Correlation analysis

The CODEX similarity analysis tool allows users to compare selected ChIP-Seq experiments peak profiles. We opted to compute similarity using the Dice coefficient instead of the traditional Pearson correlation.

Binding events or peaks in a ChIP-Seq experiment represent interaction of a transcription factor protein with DNA in the genome. When comparing multiple experiments we transform each peak profile into binary vectors within a matrix, with column as experiments and rows as genomic regions. If a TF binds to a particular region the event is given 1, while is given in the event of no binding. As the number of experiments in the matrix increase, the number of regions bound by a single transcription factor increase disproportionally. Therefore, using Pearson correlation coefficient to compute the pairwise correlation on such data will give a mostly negative coeffcient (close to zero) due to the overwhelming number of zeros in the matrix.

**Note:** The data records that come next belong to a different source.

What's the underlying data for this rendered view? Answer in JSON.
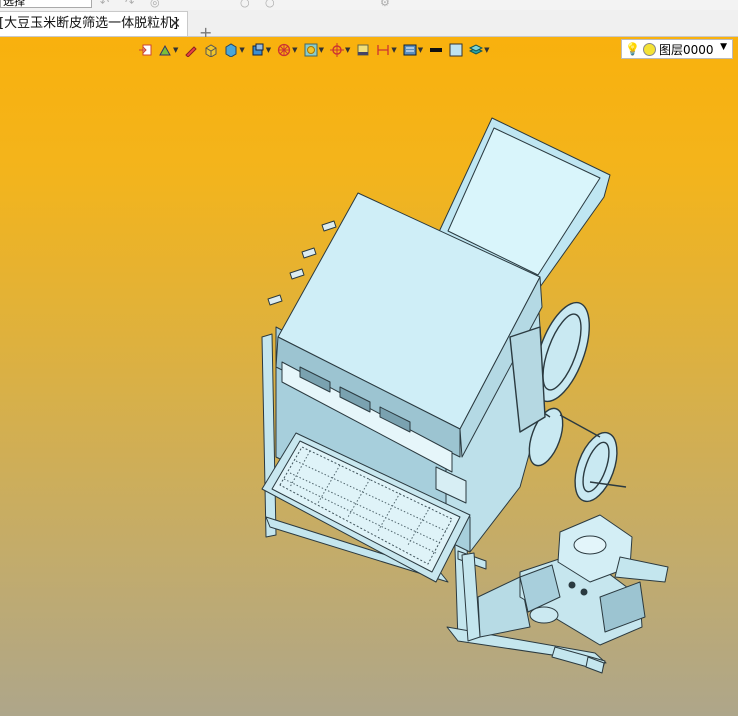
{
  "topbar": {
    "select_label": "选择"
  },
  "tab": {
    "title": "[大豆玉米断皮筛选一体脱粒机]",
    "close": "✕",
    "add": "+"
  },
  "toolbar": {
    "items": [
      "import-icon",
      "paint-icon",
      "pen-icon",
      "box-solid-icon",
      "cube-icon",
      "cube-view-icon",
      "wheel-icon",
      "render-icon",
      "snap-icon",
      "frame-icon",
      "dimension-icon",
      "display-mode-icon",
      "line-color-icon",
      "fill-color-icon",
      "layers-icon"
    ],
    "layer_name": "图层0000",
    "layer_dropdown": "▼"
  },
  "colors": {
    "accent": "#f9b10d",
    "model": "#c9e9f2",
    "model_dark": "#9fc5d2"
  }
}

This observation led us to consider the meaning of negative correlation when dealing with ChIP-Seq data. In this case, negative correlation does not mean that binding profiles are opposite but rather that transcription factors bind at different genomic locations. Hence, the Pearson correlation has little information content in this context. Therefore, we chose instead to look at the coefficient of agreement between two experiments using the Dice coefficient. The Dice coefficient is designed to measure similarity between asymetric binary vectors.